You can postpone digging through your old piles of stuff to find your lost birth certificate to get a REAL ID card. To fly on a plane, the Department of Homeland Securityrecently extended the deadline from May 3, 2023 to May 7, 2025 to convert your regular driver’s license or California ID card to a REAL ID-compliant license or identification card, or to get a valid passport.
In one of the excessive policy reactions following the 9/11 attacks in 2001, in 2005 Congress passed the REAL ID Act supposedly to make airline flight more secure against potential terrorist attacks.
According to the DHS, “Security standards include incorporating anti-counterfeiting technology, preventing insider fraud, and using documentary evidence and record checks to ensure a person is who they claim to be.”
It’s just an unnecessary hassle, and a further intrusion into our privacy rights. Since 9/11, better security in other areas has prevented a similar terrorist attacks.
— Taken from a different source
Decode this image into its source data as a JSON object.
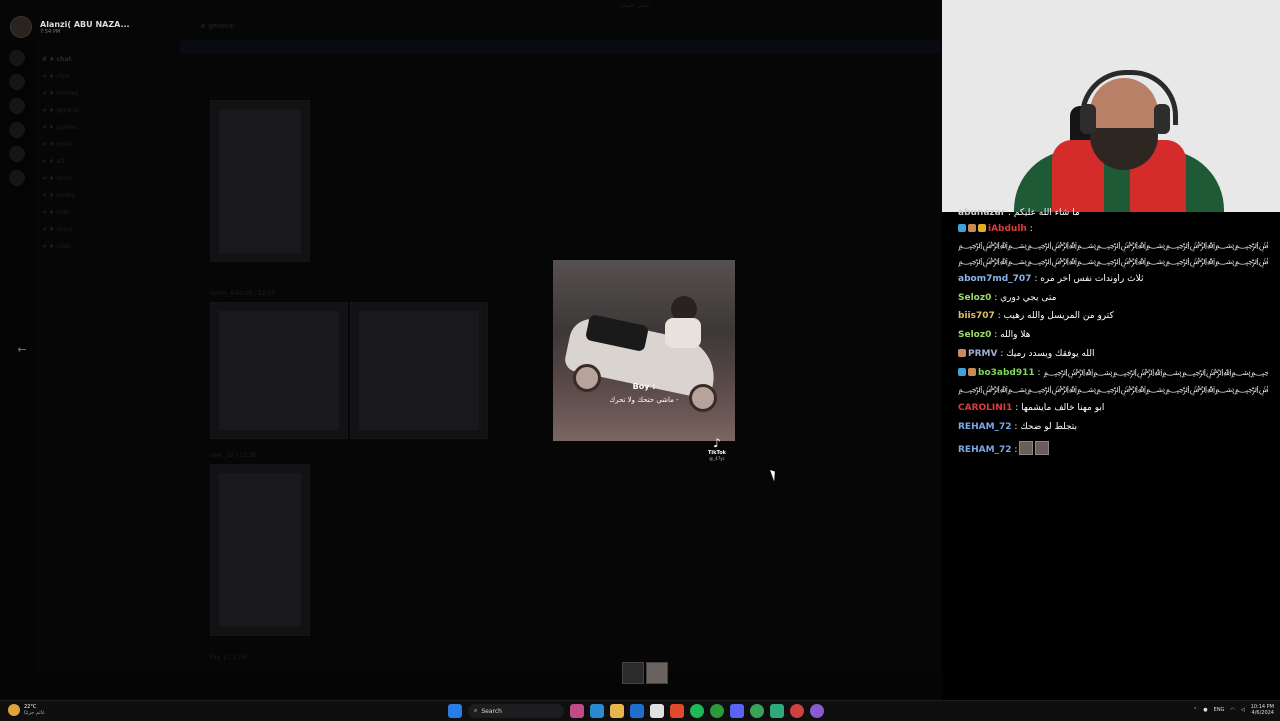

A REAL ID mandate is not necessary for security purposes.
The reason for the latest delay is the problems state DMVs have had during and after the COVID-19 pandemic. DHS Director Alejandro N. Mayorkas said, “This extension will give states needed time to ensure their residents can obtain a REAL ID-compliant license or identification card.”
According to a Dec. 5 announcement by the California DMV, almost 15 million Californians already have REAL IDs, up nearly 200,000 from a month earlier.
“If a REAL ID is on your holiday wish list this year, we’ve made it easy for you to get one,” urged DMV Director Steve Gordon. “All you have to do is fill out an online application, upload your documents and make a quick trip to the DMV.”
But this national ID mandate still offends our sensibilities as free Americans. “Your papers, please!” is a phrase about traveling in a bad Central European country in the 1930s.
It’s offensive to a free people, unnecessary for security purposes and an unjustified federal intrusion.
The best policy would be to entirely cancel the REAL ID mandate. It has been 17 years since the REAL ID mandate was pushed on the American people and for 17 years it has been obvious that it isn’t even remotely necessary.